Skott: People should allow themselves to feel things. It’s beautiful to get affected. It’s the most magical thing when you get teary from a song, isn’t it? It’s so special what music can do. I think it can open rooms that you’ve locked and can trigger things in people that they try to deny or escape from. I want to open those boxes. I want to help people get to know themselves.
Twelve’Len: Music doesn’t have a face. I get a lot of people judging me before they hear my music thinking I’m some type of rapper. I have gold teeth and tattoos. They try to categorize me based on my appearance. But I grew up in an environment that was majority hip-hop-influenced, but also you have music like Frankie Beverly and Mason Al Green who also came from those types of communities. I just want to convey that music doesn’t have a face. You can be who you want and project what you want, no matter where you’re from.
How do you seek out inspiration?
Skott: I think when musicians get caught up in work, and are in the studio or traveling or performing all the time, that’s when the danger of losing your real inspiration comes. I’ve found that this year, one of the biggest challenges is to keep doing the things that inspire you to make music—just live normal life. Take time for your friends and your family, go on that hike.

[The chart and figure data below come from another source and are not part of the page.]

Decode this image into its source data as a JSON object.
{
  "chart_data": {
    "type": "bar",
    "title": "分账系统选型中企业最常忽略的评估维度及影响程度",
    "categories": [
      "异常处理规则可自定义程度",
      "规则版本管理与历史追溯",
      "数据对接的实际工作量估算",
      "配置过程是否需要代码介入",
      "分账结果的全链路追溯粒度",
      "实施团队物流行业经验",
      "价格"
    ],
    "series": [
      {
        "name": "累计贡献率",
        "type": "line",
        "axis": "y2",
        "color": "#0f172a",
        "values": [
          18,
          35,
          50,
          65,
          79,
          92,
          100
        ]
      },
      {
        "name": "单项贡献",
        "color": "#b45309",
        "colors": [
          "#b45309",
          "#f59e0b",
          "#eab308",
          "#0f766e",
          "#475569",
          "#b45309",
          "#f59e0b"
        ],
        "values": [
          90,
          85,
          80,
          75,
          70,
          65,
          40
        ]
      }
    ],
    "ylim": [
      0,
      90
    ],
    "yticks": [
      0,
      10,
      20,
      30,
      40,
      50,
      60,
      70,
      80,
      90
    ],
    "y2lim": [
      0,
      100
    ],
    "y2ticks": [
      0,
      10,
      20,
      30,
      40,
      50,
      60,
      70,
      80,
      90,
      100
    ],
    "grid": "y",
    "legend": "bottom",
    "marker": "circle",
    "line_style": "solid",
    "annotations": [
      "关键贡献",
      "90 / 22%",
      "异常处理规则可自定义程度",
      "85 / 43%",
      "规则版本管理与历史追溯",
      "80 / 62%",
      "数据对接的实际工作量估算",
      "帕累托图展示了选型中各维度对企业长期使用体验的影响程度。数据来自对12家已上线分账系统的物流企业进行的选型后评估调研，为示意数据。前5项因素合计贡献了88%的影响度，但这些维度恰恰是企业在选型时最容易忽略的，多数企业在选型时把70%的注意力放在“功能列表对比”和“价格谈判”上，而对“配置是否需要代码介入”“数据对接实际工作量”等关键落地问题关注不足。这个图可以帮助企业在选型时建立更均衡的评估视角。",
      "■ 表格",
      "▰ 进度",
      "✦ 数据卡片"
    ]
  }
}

Twelve’Len: I try to disconnect myself from music and just live regular. Just go to the movies, go to football games, do regular things. Everything inspires me so I just try to get out of the actual studio itself, and that inspires me just enough.

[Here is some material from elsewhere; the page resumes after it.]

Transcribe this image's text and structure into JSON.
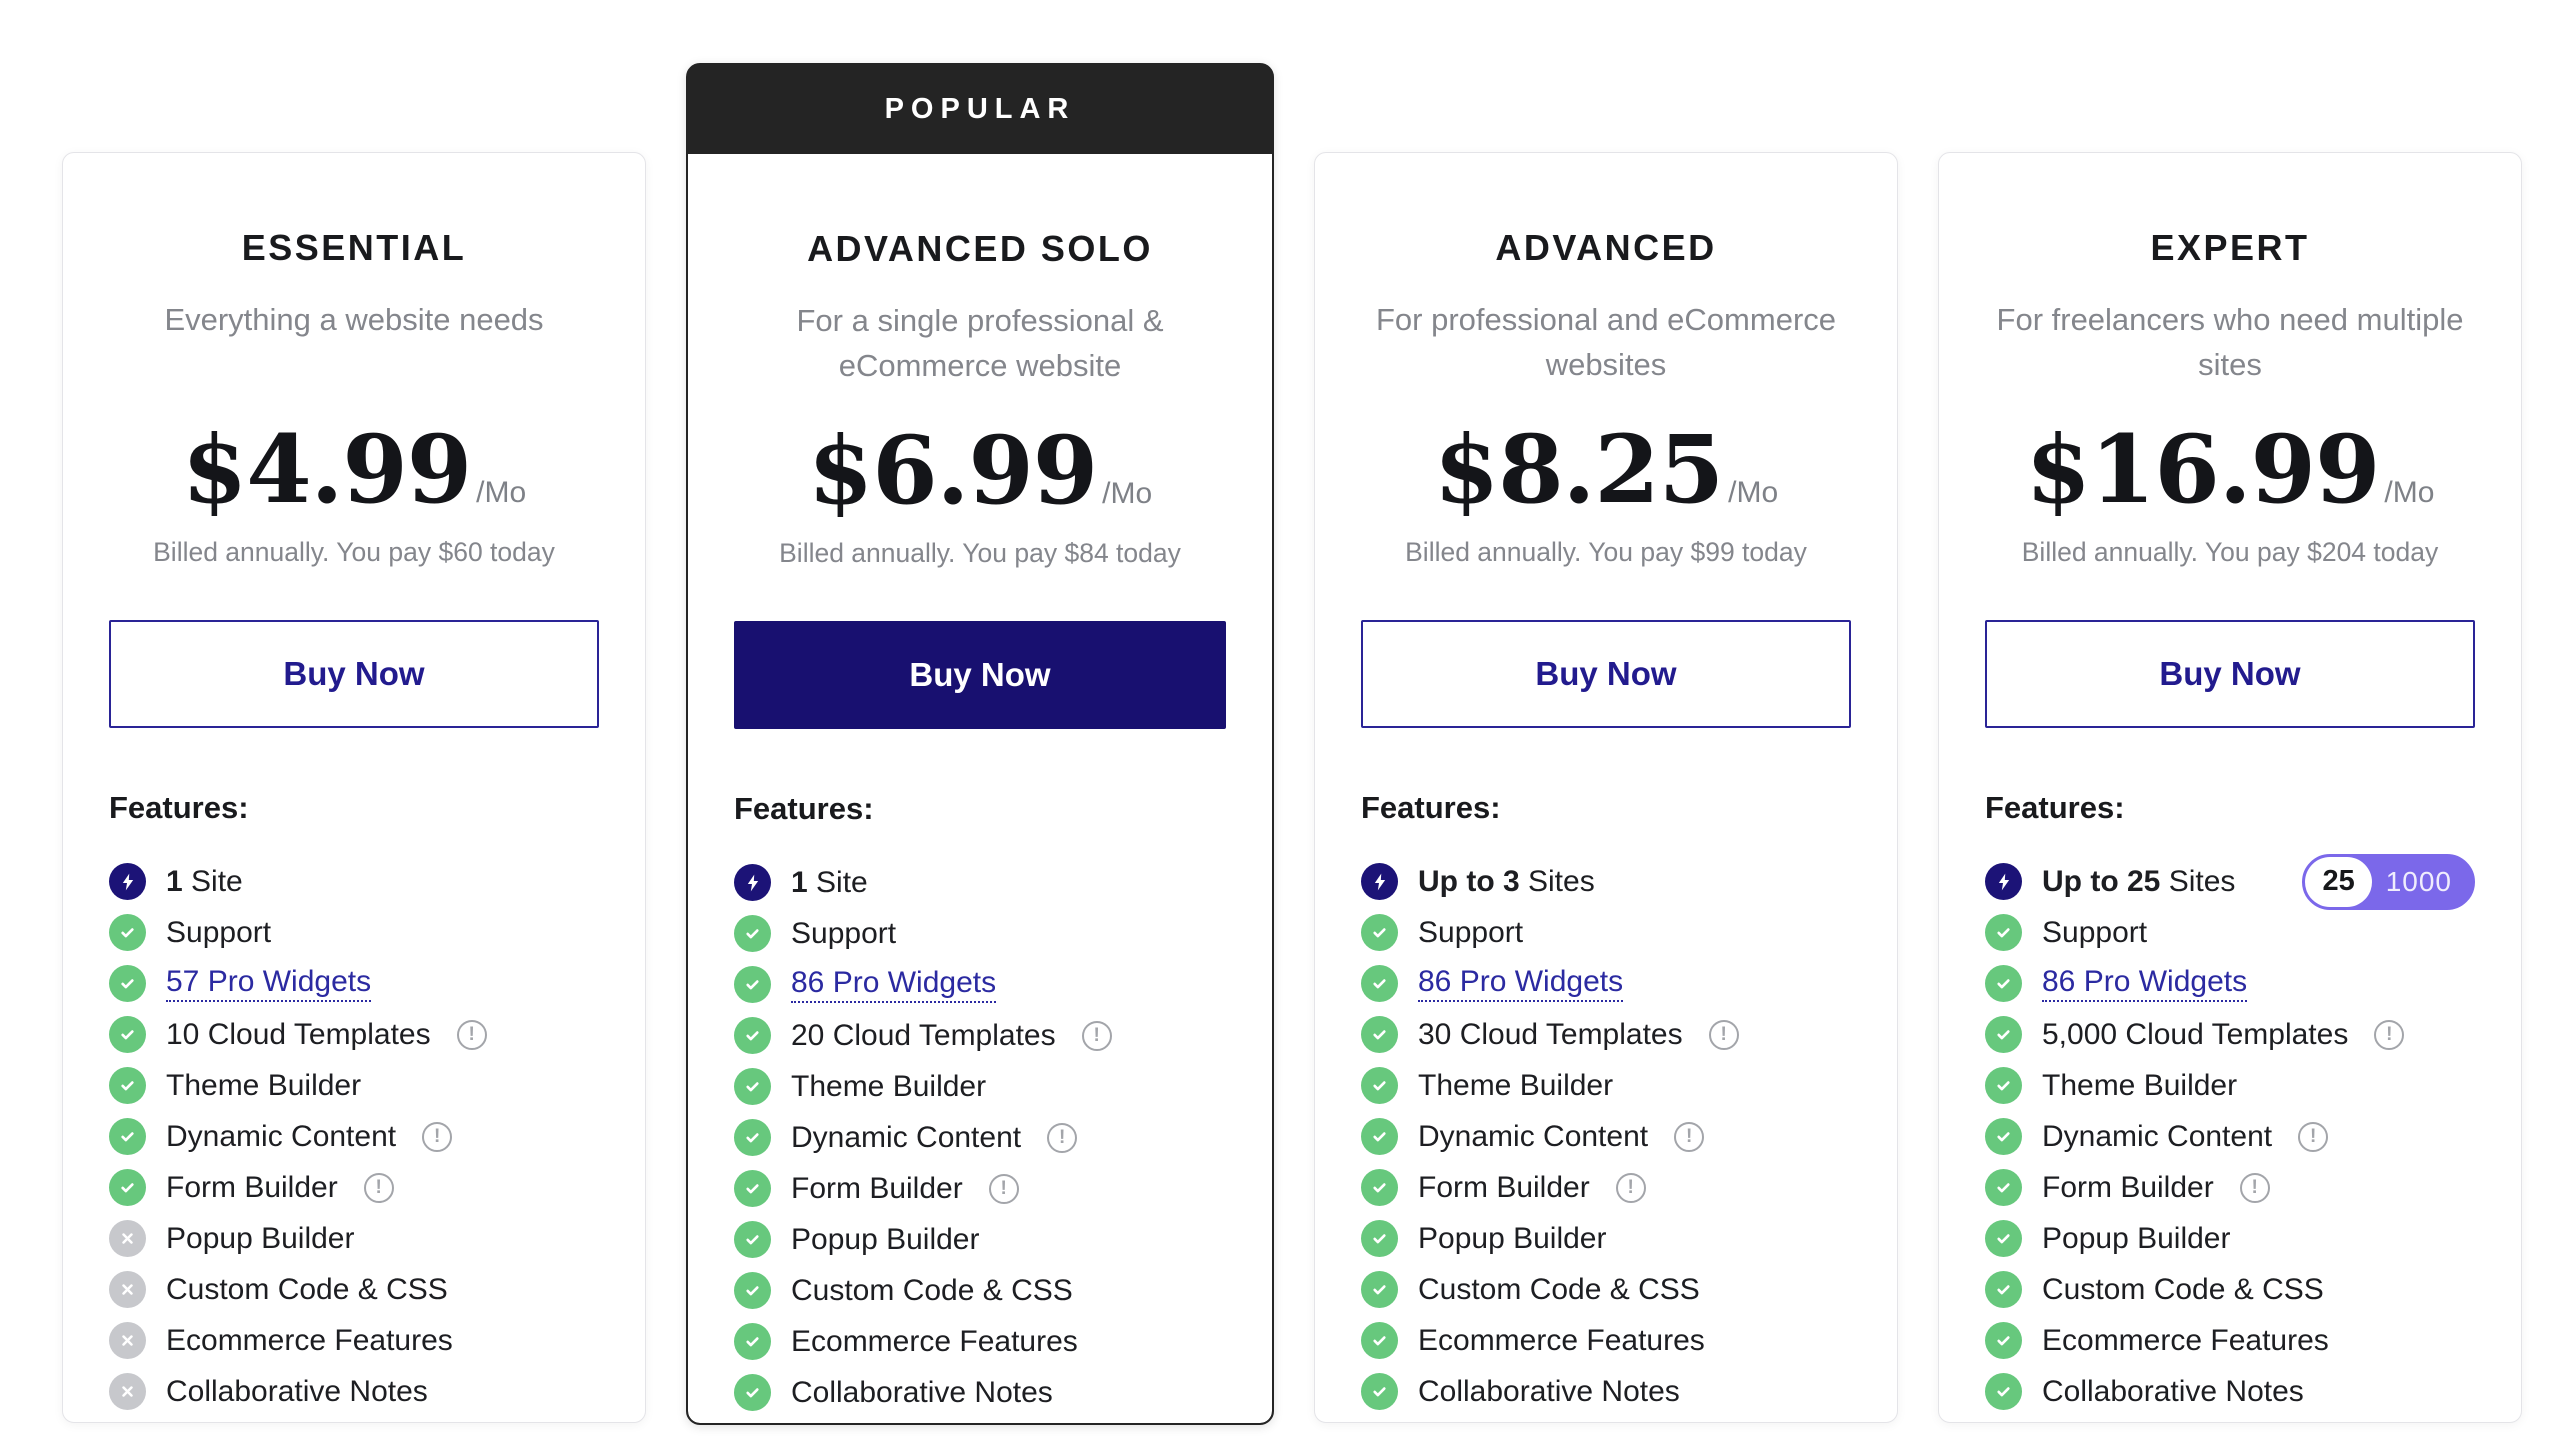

What are your expectations for the collaborative session today?
I just want to convey that music doesn’t have a face.
Skott: Expectations can be dangerous sometimes. So I’ve been learning to not expect things. I just want to go with the flow and see what happens. You can’t really force music, so you just have to let it come.
Twelve’Len: [Skott’s] music is amazing, so I hope to create something beautiful. We both come from completely different worlds, even with the style of music to a certain extent, so I’m anxious to see what comes from it.

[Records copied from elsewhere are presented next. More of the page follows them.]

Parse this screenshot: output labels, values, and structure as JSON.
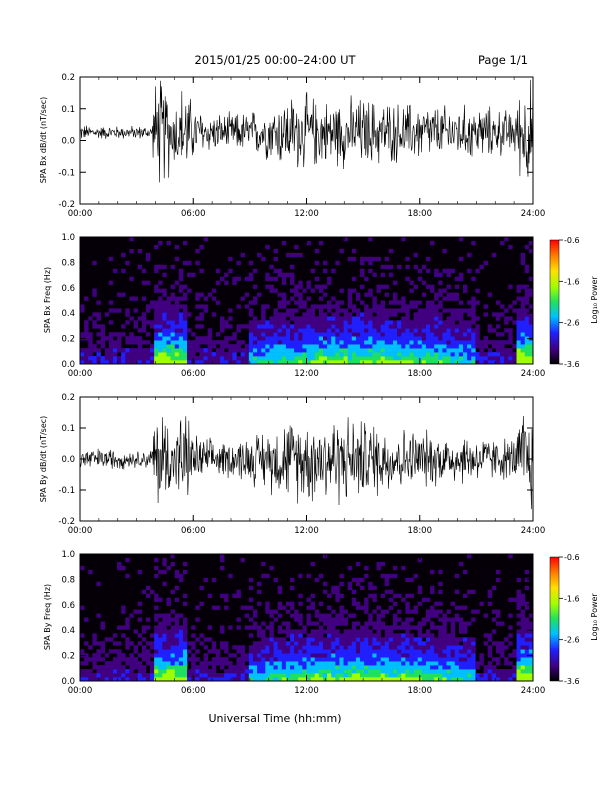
{
  "header": {
    "title": "2015/01/25  00:00–24:00 UT",
    "page": "Page 1/1"
  },
  "footer": {
    "xlabel": "Universal Time (hh:mm)"
  },
  "colors": {
    "background": "#ffffff",
    "trace": "#000000",
    "spectrogram_background": "#050008",
    "colormap": [
      "#050008",
      "#400080",
      "#2020ff",
      "#00c0ff",
      "#20e060",
      "#a0ff00",
      "#ffe000",
      "#ff8000",
      "#ff0000"
    ]
  },
  "chart_data": [
    {
      "type": "line",
      "ylabel": "SPA Bx dB/dt (nT/sec)",
      "xlim": [
        0,
        24
      ],
      "ylim": [
        -0.2,
        0.2
      ],
      "x_ticks": [
        "00:00",
        "06:00",
        "12:00",
        "18:00",
        "24:00"
      ],
      "y_ticks": [
        "0.2",
        "0.1",
        "0.0",
        "-0.1",
        "-0.2"
      ],
      "y_tick_values": [
        0.2,
        0.1,
        0.0,
        -0.1,
        -0.2
      ],
      "series": [
        {
          "x": [
            0,
            1,
            2,
            3,
            3.8,
            4.0,
            4.5,
            5.0,
            5.5,
            6,
            7,
            8,
            9,
            10,
            11,
            12,
            13,
            14,
            15,
            16,
            17,
            18,
            19,
            20,
            21,
            22,
            23,
            23.5,
            24
          ],
          "amplitude": [
            0.03,
            0.025,
            0.025,
            0.025,
            0.025,
            0.2,
            0.2,
            0.12,
            0.2,
            0.1,
            0.07,
            0.07,
            0.08,
            0.1,
            0.14,
            0.14,
            0.12,
            0.13,
            0.13,
            0.12,
            0.11,
            0.11,
            0.1,
            0.1,
            0.1,
            0.09,
            0.08,
            0.2,
            0.2
          ]
        }
      ]
    },
    {
      "type": "heatmap",
      "ylabel": "SPA Bx Freq (Hz)",
      "xlim": [
        0,
        24
      ],
      "ylim": [
        0,
        1.0
      ],
      "x_ticks": [
        "00:00",
        "06:00",
        "12:00",
        "18:00",
        "24:00"
      ],
      "y_ticks": [
        "1.0",
        "0.8",
        "0.6",
        "0.4",
        "0.2",
        "0.0"
      ],
      "y_tick_values": [
        1.0,
        0.8,
        0.6,
        0.4,
        0.2,
        0.0
      ],
      "colorbar": {
        "label": "Log₁₀ Power",
        "ticks": [
          "-0.6",
          "-1.6",
          "-2.6",
          "-3.6"
        ],
        "tick_values": [
          -0.6,
          -1.6,
          -2.6,
          -3.6
        ],
        "range": [
          -3.6,
          -0.6
        ]
      }
    },
    {
      "type": "line",
      "ylabel": "SPA By dB/dt (nT/sec)",
      "xlim": [
        0,
        24
      ],
      "ylim": [
        -0.2,
        0.2
      ],
      "x_ticks": [
        "00:00",
        "06:00",
        "12:00",
        "18:00",
        "24:00"
      ],
      "y_ticks": [
        "0.2",
        "0.1",
        "0.0",
        "-0.1",
        "-0.2"
      ],
      "y_tick_values": [
        0.2,
        0.1,
        0.0,
        -0.1,
        -0.2
      ],
      "series": [
        {
          "x": [
            0,
            1,
            2,
            3,
            3.8,
            4.0,
            4.5,
            5.0,
            5.5,
            6,
            7,
            8,
            9,
            10,
            11,
            12,
            13,
            14,
            15,
            16,
            17,
            18,
            19,
            20,
            21,
            22,
            23,
            23.5,
            24
          ],
          "amplitude": [
            0.05,
            0.04,
            0.04,
            0.03,
            0.04,
            0.2,
            0.2,
            0.1,
            0.2,
            0.1,
            0.07,
            0.07,
            0.09,
            0.12,
            0.15,
            0.16,
            0.17,
            0.17,
            0.15,
            0.14,
            0.12,
            0.11,
            0.1,
            0.1,
            0.09,
            0.08,
            0.08,
            0.2,
            0.2
          ]
        }
      ]
    },
    {
      "type": "heatmap",
      "ylabel": "SPA By Freq (Hz)",
      "xlim": [
        0,
        24
      ],
      "ylim": [
        0,
        1.0
      ],
      "x_ticks": [
        "00:00",
        "06:00",
        "12:00",
        "18:00",
        "24:00"
      ],
      "y_ticks": [
        "1.0",
        "0.8",
        "0.6",
        "0.4",
        "0.2",
        "0.0"
      ],
      "y_tick_values": [
        1.0,
        0.8,
        0.6,
        0.4,
        0.2,
        0.0
      ],
      "colorbar": {
        "label": "Log₁₀ Power",
        "ticks": [
          "-0.6",
          "-1.6",
          "-2.6",
          "-3.6"
        ],
        "tick_values": [
          -0.6,
          -1.6,
          -2.6,
          -3.6
        ],
        "range": [
          -3.6,
          -0.6
        ]
      }
    }
  ]
}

What’s your typical songwriting process, and how does that change when you’re working with another artist?
Skott: When you’re working with another artist, you need to make sure you’re both happy and both of you need to have the last word. So you need to compromise and be open to that. Sometimes when I collaborate with a songwriter, I can be a bit bossy. That doesn’t sound good, but it’s like that. It can be a challenge when you’re working with another artist to compromise in that way.
Twelve’Len: I like to work hands on with the producer, mainly. So I do a lot of executive producing and production for myself. But when it’s just me, it’s just me doing my thing. I like to light my candles and sit inside a studio and just write and record. But working with another artist, I like to leave room and [to] let them lead as well, because I have to learn [too].
What’s the most rewarding part of collaborating with other artists and meeting them in the middle?
Skott: With anything in life, when you’ve done something together with someone, you get to share it together, too. It’s so much more fun to be happy about something together. That’s the best part.
I want to open those boxes. I want to help people get to know themselves.
Twelve’Len: The biggest gain from collaborating is being able to work with someone and learn from someone. I started off rapping, so it’s fast-paced, all about syllables and different flows. But when it’s singing, you can take your time to get the message across more clearly.
I’m always trying to learn different ways to go about writing.
How important is it to collaborate—within music, and also in the world at large?
Skott: It’s really important to collaborate in the world in general. You can learn so much from each other. You challenge each other, which can be very scary or painful even sometimes, but that’s how we grow.
Twelve’Len: If all you know is yourself, then that’s all you’re gonna know. If all you know is the people around you, you’re only gonna know as much as those people know. You always have to try to expand and be open to learn and grow, whatever your craft is.